Scaling is a common data preprocessing step in machine learning that involves transforming the data so that the features have the same scale. This is important because many machine learning algorithms assume that all features are on the same scale and have equal importance. If the features are not on the same scale, the algorithm may give more weight to features with larger values, even if those features are not actually more important.

The StandardScaler is a commonly used scaling technique that standardizes the features by subtracting the mean and dividing by the standard deviation. This transformation results in a distribution with a mean of zero and a standard deviation of one.

In [700]:
# Scale the data using StandardScaler
scaler = StandardScaler()
X_train = scaler.fit_transform(X_train)
X_test = scaler.transform(X_test)


# Random Forest

Now that the data is scaled, it is time to train.

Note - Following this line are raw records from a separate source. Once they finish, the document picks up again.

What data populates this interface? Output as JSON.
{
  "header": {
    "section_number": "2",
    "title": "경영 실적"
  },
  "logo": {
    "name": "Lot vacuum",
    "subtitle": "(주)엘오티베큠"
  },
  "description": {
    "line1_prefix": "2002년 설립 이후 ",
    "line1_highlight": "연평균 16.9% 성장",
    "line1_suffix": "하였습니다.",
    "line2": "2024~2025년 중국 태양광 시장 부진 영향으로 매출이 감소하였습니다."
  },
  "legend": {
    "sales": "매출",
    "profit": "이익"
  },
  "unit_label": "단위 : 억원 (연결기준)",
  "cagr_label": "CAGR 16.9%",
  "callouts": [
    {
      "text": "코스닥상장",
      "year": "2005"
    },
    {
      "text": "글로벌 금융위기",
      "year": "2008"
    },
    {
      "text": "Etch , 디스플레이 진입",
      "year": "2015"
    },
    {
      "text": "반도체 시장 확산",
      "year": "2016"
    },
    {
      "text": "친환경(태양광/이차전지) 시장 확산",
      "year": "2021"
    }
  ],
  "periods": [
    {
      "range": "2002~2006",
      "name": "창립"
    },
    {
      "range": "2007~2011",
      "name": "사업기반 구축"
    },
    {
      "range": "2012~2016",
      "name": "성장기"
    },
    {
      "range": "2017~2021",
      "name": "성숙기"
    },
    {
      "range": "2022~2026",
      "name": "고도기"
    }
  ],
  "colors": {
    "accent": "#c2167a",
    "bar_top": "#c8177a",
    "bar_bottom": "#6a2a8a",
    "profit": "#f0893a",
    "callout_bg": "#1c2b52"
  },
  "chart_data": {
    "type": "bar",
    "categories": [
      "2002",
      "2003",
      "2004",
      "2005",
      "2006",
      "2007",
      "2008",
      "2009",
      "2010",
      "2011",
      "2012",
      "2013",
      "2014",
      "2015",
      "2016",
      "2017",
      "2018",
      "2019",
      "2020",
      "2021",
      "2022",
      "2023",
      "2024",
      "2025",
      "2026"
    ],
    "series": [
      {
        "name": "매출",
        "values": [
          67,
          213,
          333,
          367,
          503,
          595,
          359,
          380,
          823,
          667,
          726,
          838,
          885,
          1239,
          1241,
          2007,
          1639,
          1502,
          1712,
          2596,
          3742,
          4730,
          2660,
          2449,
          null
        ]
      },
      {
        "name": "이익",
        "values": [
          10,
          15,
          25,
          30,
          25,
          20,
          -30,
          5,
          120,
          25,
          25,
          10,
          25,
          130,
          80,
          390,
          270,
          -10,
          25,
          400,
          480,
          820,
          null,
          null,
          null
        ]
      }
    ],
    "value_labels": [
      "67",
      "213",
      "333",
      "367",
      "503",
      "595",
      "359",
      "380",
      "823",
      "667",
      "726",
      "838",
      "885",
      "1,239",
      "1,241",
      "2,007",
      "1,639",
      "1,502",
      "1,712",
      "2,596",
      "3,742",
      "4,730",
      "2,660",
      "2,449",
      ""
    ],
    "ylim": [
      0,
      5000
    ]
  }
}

The RandomForestClassifier is a type of ensemble learning method that creates multiple decision trees and combines their predictions to make a final prediction. The algorithm randomly selects a subset of features and data points to build each tree, which helps to reduce overfitting and improve the generalization performance of the model.

In [701]:
from sklearn.ensemble import RandomForestClassifier

# Initialize a RandomForestRegressor model
forest = RandomForestClassifier()

# Train the model on the training data using the fit method
forest.fit(X_train, y_train)



#### The training has been done, the predictor can now be tested:

GridSearchCV is a technique used to systematically search over a range of hyperparameters to find the best combination of hyperparameters that optimize a model's performance. By extracting the best model from the GridSearchCV object and using it to make predictions on the testing data, we can assess the model's performance on new, unseen data and obtain an estimate of its generalization performance.





In [703]:
# Evaluate the model on the testing data
y_pred = forest.predict(X_test)


# Use the best model from GridSearchCV to make predictions on the testing data
y_pred = grid_search.best_estimator_.predict(X_test)

# Print the accuracy of the model on the testing data
print("Accuracy on testing data: {:.2f}".format(grid_search.best_estimator_.score(X_test, y_test)))




Accuracy on testing data: 0.81




The output of 0.81 represents the accuracy of the best model on the testing data.

Accuracy is a common evaluation metric used for classification problems, which measures the proportion of correctly classified samples in the dataset. In this case, an accuracy of 0.81 means that the model correctly classified 81% of the samples in the testing data.

However, it's important to note that accuracy may not always be the best metric to use, especially if the dataset is imbalanced or if the cost of misclassification is different for different classes. In such cases, other metrics such as precision, recall, F1 score, or area under the ROC curve (AUC-ROC) may be more appropriate for evaluating the performance of the model. these are further analyzations that can be done on this model.